2/19/2019

SINOPSIS Romance Is a Bonus Book Episode 7 PART 4

SINOPSIS Romance Is a Bonus Book Episode 7 BAGIAN 4


Penulis Sinopsis: Cristal
All images credit and content copyright: tvN
Follow TABLOID SINOPSIS on: TWITTER

Dan Yi menemui Young A dan bilang kalau ia punya ide untuk blog, yaitu dengan menggunakan format salindia. Ia menunjukkan beberapa contohnya.


Dan Yi bilang metode itu sedang sangat populer untuk menyampaikan berita karena banyak tampilan visualnya. Ia yakin metode itu bisa membantu promosi mereka.


Eun Ho memperhatikan Dan Yi.


Hae Rin berpendapat tampilan itu sama dengan pratinjau, jadi pembaca bisa emmbacanya per halaman dan bisa diposting di media social.

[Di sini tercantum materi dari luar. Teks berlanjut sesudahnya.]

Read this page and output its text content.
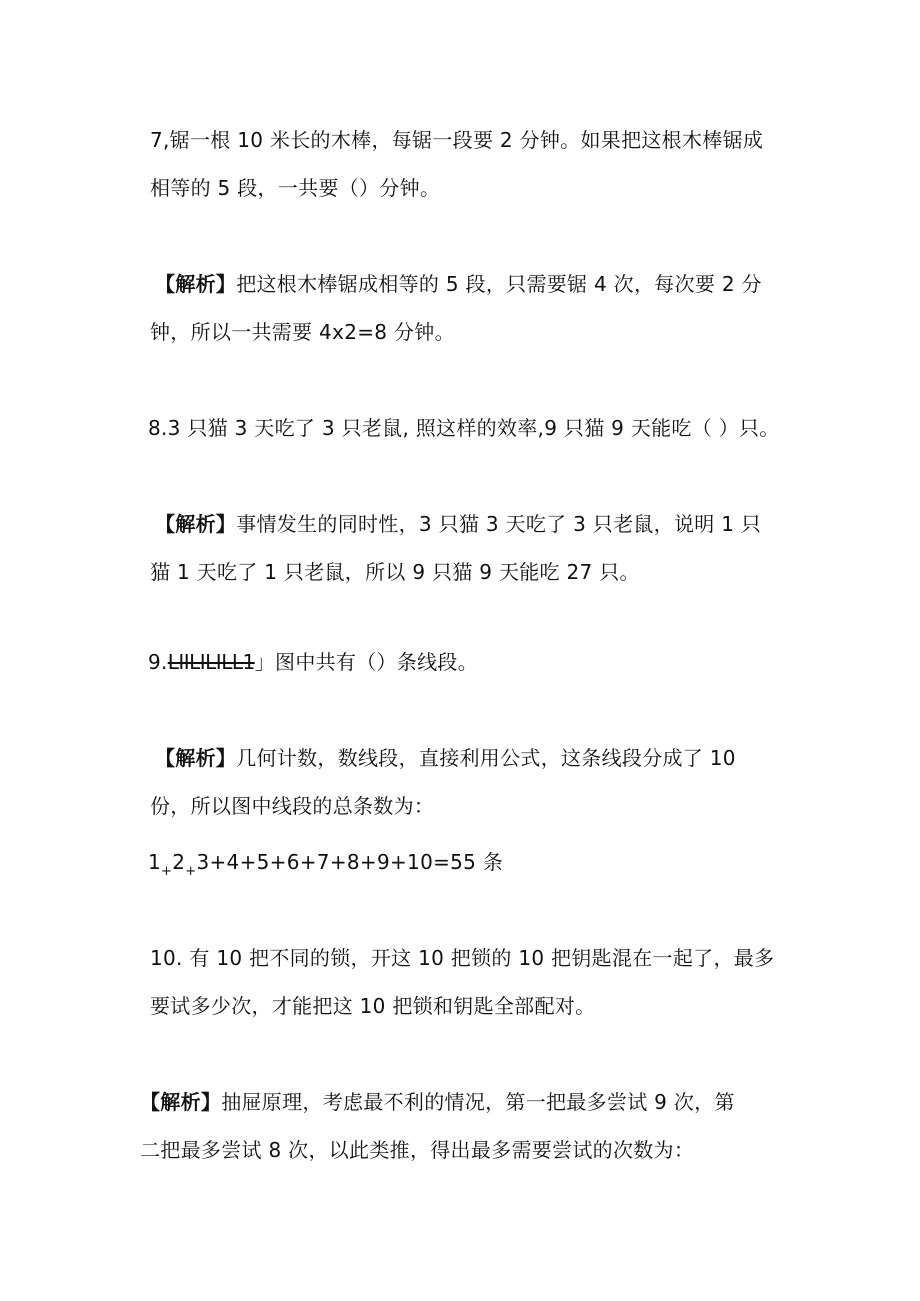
7,锯一根 10 米长的木棒，每锯一段要 2 分钟。如果把这根木棒锯成
相等的 5 段，一共要（）分钟。
【解析】把这根木棒锯成相等的 5 段，只需要锯 4 次，每次要 2 分
钟，所以一共需要 4x2=8 分钟。
8.3 只猫 3 天吃了 3 只老鼠, 照这样的效率,9 只猫 9 天能吃（ ）只。
【解析】事情发生的同时性，3 只猫 3 天吃了 3 只老鼠，说明 1 只
猫 1 天吃了 1 只老鼠，所以 9 只猫 9 天能吃 27 只。
9.LIILILILL1」图中共有（）条线段。
【解析】几何计数，数线段，直接利用公式，这条线段分成了 10
份，所以图中线段的总条数为：
$1_+2_+3+4+5+6+7+8+9+10=55$ 条
10. 有 10 把不同的锁，开这 10 把锁的 10 把钥匙混在一起了，最多
要试多少次，才能把这 10 把锁和钥匙全部配对。
【解析】抽屉原理，考虑最不利的情况，第一把最多尝试 9 次，第
二把最多尝试 8 次，以此类推，得出最多需要尝试的次数为：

Young A bilang itu ide yang bagus karena mereka bisa memilih foto atau gambar ilustrasi sesuai genre bukunya, serta membuat orang penasaran. “Ide-idemu sungguh hebat, termasuk yang kau lakukan pada Penulis Park,” puji Hae Rin. Dan Yi berterima kasih.

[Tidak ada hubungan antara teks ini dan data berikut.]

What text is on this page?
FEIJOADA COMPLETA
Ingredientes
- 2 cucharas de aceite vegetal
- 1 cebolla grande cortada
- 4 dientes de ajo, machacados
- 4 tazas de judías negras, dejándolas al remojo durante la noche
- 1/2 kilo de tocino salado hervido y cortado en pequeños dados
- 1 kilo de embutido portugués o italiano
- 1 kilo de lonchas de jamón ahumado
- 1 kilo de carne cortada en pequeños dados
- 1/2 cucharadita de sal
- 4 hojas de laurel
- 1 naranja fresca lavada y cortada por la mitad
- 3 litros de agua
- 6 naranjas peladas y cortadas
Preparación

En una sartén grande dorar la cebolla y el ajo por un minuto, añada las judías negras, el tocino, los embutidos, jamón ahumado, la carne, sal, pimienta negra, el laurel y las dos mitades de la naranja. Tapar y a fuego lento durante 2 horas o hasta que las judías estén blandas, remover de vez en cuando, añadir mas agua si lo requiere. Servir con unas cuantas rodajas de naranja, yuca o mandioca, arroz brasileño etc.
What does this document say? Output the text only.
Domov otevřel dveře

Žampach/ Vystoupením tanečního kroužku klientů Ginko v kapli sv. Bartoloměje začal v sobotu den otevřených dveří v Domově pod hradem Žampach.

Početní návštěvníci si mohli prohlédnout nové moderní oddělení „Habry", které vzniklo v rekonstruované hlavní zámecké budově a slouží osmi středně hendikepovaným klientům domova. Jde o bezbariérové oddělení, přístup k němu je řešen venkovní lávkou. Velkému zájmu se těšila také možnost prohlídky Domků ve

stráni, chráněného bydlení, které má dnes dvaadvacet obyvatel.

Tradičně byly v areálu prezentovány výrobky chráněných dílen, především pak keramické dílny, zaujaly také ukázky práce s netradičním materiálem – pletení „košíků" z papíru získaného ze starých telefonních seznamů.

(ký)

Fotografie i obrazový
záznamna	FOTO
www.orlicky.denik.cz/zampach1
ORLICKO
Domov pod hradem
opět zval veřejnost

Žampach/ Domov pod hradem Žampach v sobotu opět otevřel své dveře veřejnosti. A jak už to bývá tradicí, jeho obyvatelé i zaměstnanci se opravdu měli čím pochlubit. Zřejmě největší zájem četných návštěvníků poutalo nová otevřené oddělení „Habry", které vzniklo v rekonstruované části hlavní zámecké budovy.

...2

Young A bilang mereka akan memposting dengan rutin di laman media social mereka. Eun Ho setuju. “Kepala Tim Seo. Kepala Editor Cha. Bolehkah aku yang bertanggung jawab memposting kontennya dengan rutin?” tanya Dan Yi. Young A bilang tim Dan Yi selalu sibuk.

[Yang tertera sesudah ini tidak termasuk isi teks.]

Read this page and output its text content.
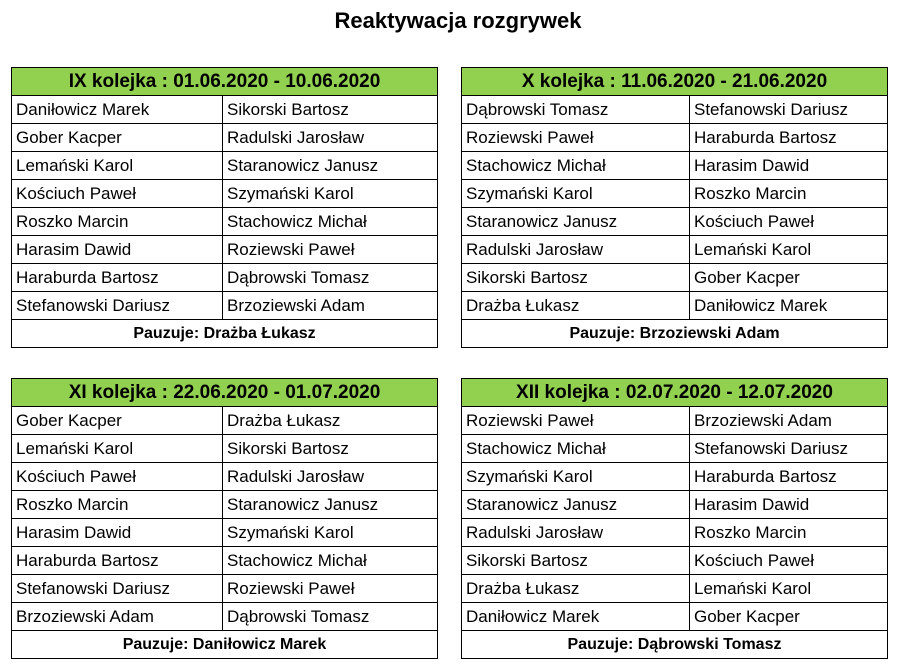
Reaktywacja rozgrywek
IX kolejka : 01.06.2020 - 10.06.2020	
Daniłowicz Marek	Sikorski Bartosz
Gober Kacper	Radulski Jarosław
Lemański Karol	Staranowicz Janusz
Kościuch Paweł	Szymański Karol
Roszko Marcin	Stachowicz Michał
Harasim Dawid	Roziewski Paweł
Haraburda Bartosz	Dąbrowski Tomasz
Stefanowski Dariusz	Brzoziewski Adam
Pauzuje: Drażba Łukasz	
X kolejka : 11.06.2020 - 21.06.2020	
Dąbrowski Tomasz	Stefanowski Dariusz
Roziewski Paweł	Haraburda Bartosz
Stachowicz Michał	Harasim Dawid
Szymański Karol	Roszko Marcin
Staranowicz Janusz	Kościuch Paweł
Radulski Jarosław	Lemański Karol
Sikorski Bartosz	Gober Kacper
Drażba Łukasz	Daniłowicz Marek
Pauzuje: Brzoziewski Adam	
XI kolejka : 22.06.2020 - 01.07.2020	
Gober Kacper	Drażba Łukasz
Lemański Karol	Sikorski Bartosz
Kościuch Paweł	Radulski Jarosław
Roszko Marcin	Staranowicz Janusz
Harasim Dawid	Szymański Karol
Haraburda Bartosz	Stachowicz Michał
Stefanowski Dariusz	Roziewski Paweł
Brzoziewski Adam	Dąbrowski Tomasz
Pauzuje: Daniłowicz Marek	
XII kolejka : 02.07.2020 - 12.07.2020	
Roziewski Paweł	Brzoziewski Adam
Stachowicz Michał	Stefanowski Dariusz
Szymański Karol	Haraburda Bartosz
Staranowicz Janusz	Harasim Dawid
Radulski Jarosław	Roszko Marcin
Sikorski Bartosz	Kościuch Paweł
Drażba Łukasz	Lemański Karol
Daniłowicz Marek	Gober Kacper
Pauzuje: Dąbrowski Tomasz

“Aku bisa melakukannya selama diberi kesempatan,” kata Dan Yi. Young A setuju. “Terima kasih. Aku akan melakukan yang terbaik.”


Sebagai imbalan atas izinnya, Dan Yi harus mau dajaki ke klub, tapi kemudian ia membatalkan ajakannya karena pakaian Dan Yi tidak sesuai. “Lain kali, pakai pakaian yang lebih bagus,” ujarnya. Dan Yi mengiyakan sambil tertawa.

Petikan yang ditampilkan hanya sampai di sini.